New math: Concepts precede skills

Under new math standards, students will be asked to explain why procedures work before they’ve mastered the  procedures, writes Barry Garelick in The Atlantic.

Under the Common Core Standards, students will not learn traditional methods of adding and subtracting double and triple digit numbers until fourth grade. (Currently, most schools teach these skills two years earlier.) The standard method for two and three digit multiplication is delayed until fifth grade; the standard method for long division until sixth. In the meantime, the students learn alternative strategies that are far less efficient, but that presumably help them “understand” the conceptual underpinnings.

Students are expected to:

Make sense of problem solving and persevere in solving them
Reason abstractly and quantitatively
Construct viable arguments and critique the reasoning of others
Model with mathematics
Use appropriate tools strategically
Attend to precision
Look for and make use of structure
Look for and express regularity in repeated reasoning

These are “habits of mind that ought to develop naturally as a student learns to do actual math,” Garelick writes.

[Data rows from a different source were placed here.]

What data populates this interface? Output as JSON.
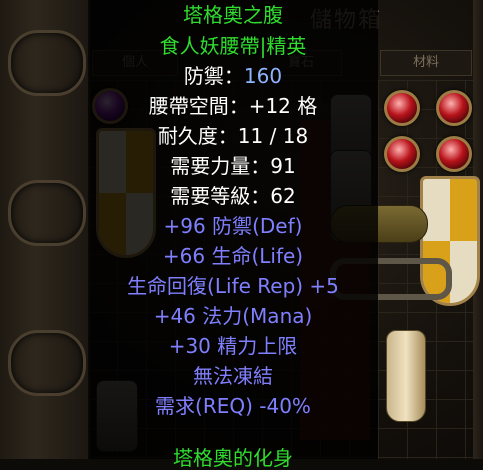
{
  "stash": {
    "title": "儲物箱",
    "tabs": [
      "個人",
      "寶石",
      "材料"
    ]
  },
  "tooltip": {
    "name": "塔格奧之腹",
    "type": "食人妖腰帶|精英",
    "defense_label": "防禦：",
    "defense_value": "160",
    "slots": "腰帶空間：+12 格",
    "durability": "耐久度：11 / 18",
    "req_str": "需要力量：91",
    "req_lvl": "需要等級：62",
    "mods": [
      "+96 防禦(Def)",
      "+66 生命(Life)",
      "生命回復(Life Rep) +5",
      "+46 法力(Mana)",
      "+30 精力上限",
      "無法凍結",
      "需求(REQ) -40%"
    ],
    "set_name": "塔格奧的化身"
  },
  "colors": {
    "unique_green": "#2fdc2f",
    "magic_blue": "#7f7fff",
    "text_white": "#ffffff"
  }
}
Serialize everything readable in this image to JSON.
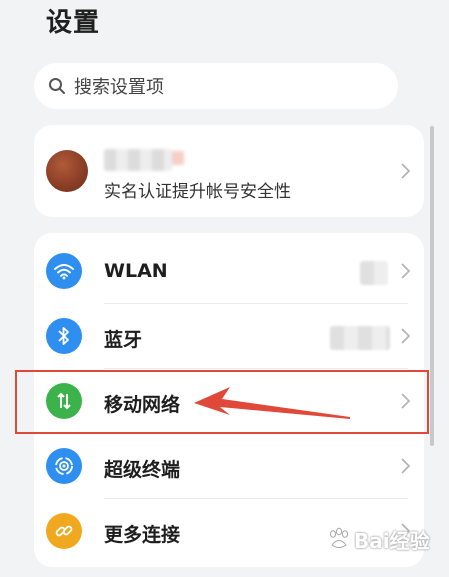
{
  "header": {
    "title": "设置"
  },
  "search": {
    "placeholder": "搜索设置项",
    "icon": "search-icon"
  },
  "account": {
    "subtitle": "实名认证提升帐号安全性"
  },
  "settings": {
    "items": [
      {
        "label": "WLAN",
        "icon": "wifi-icon",
        "color": "#2f8ff0"
      },
      {
        "label": "蓝牙",
        "icon": "bluetooth-icon",
        "color": "#2f8ff0"
      },
      {
        "label": "移动网络",
        "icon": "mobile-data-icon",
        "color": "#3cb34a"
      },
      {
        "label": "超级终端",
        "icon": "super-device-icon",
        "color": "#2f8ff0"
      },
      {
        "label": "更多连接",
        "icon": "link-icon",
        "color": "#f0a81e"
      }
    ]
  },
  "annotation": {
    "highlight_color": "#e0483a"
  },
  "watermark": {
    "text": "Bai经验"
  }
}
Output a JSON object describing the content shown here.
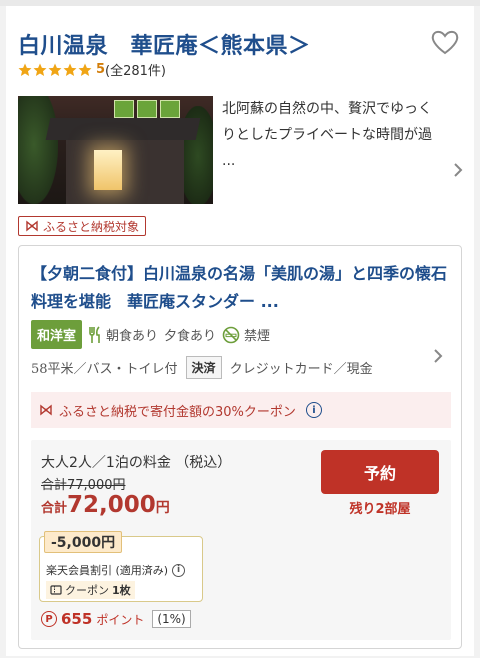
{
  "hotel": {
    "name": "白川温泉　華匠庵＜熊本県＞",
    "rating_value": "5",
    "rating_count": "(全281件)",
    "description": "北阿蘇の自然の中、贅沢でゆっくりとしたプライベートな時間が過 ...",
    "furusato_tag": "ふるさと納税対象"
  },
  "icons": {
    "favorite": "heart-outline-icon",
    "star": "star-icon",
    "chevron": "chevron-right-icon",
    "gift": "ribbon-icon",
    "info": "info-icon",
    "coupon": "coupon-icon",
    "points": "points-icon"
  },
  "colors": {
    "title_blue": "#1f4e8c",
    "accent_red": "#bf3227",
    "rating_orange": "#d37e0a",
    "room_green": "#6d9e3b",
    "banner_bg": "#fbeeee"
  },
  "plan": {
    "title": "【夕朝二食付】白川温泉の名湯「美肌の湯」と四季の懐石料理を堪能　華匠庵スタンダー ...",
    "room_type": "和洋室",
    "breakfast": "朝食あり",
    "dinner": "夕食あり",
    "smoking": "禁煙",
    "room_spec": "58平米／バス・トイレ付",
    "settlement_badge": "決済",
    "settlement_methods": "クレジットカード／現金",
    "coupon_banner": "ふるさと納税で寄付金額の30%クーポン",
    "price": {
      "condition": "大人2人／1泊の料金 （税込）",
      "original": "合計77,000円",
      "final_label": "合計",
      "final_amount": "72,000",
      "final_unit": "円"
    },
    "book_button": "予約",
    "rooms_left": "残り2部屋",
    "discount": {
      "amount": "-5,000円",
      "name": "楽天会員割引 (適用済み)",
      "coupon_label": "クーポン",
      "coupon_count": "1枚"
    },
    "points": {
      "value": "655",
      "label": "ポイント",
      "rate": "(1%)"
    }
  }
}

True habits of mind develop with time and maturity. An algebra student, for instance, can take a theoretical scenario such as “John is 2 times as old as Jill will be in 3 years” and express it in mathematical symbols. In lower grades, this kind of connection between numbers and ideas is very hard to make. The Common Core standards seem to presume that even very young students can, and should, learn to make sophisticated leaps in reasoning, like little children dressing in their parents’ clothes.

Teachers will need to adjust Common Core guidelines, Garelick writes. But will teachers have the freedom to do so?

Some people are misreading the standards, responds William McCallum, a University of Arizona math professor and leader of the math standards team, in a comment.  ”The standards do not settle the debate on how fluency and understanding should interact in the curriculum,” he writes.  The phrases “critical thinking” and “collaborative learning” do not occur anywhere in the standards.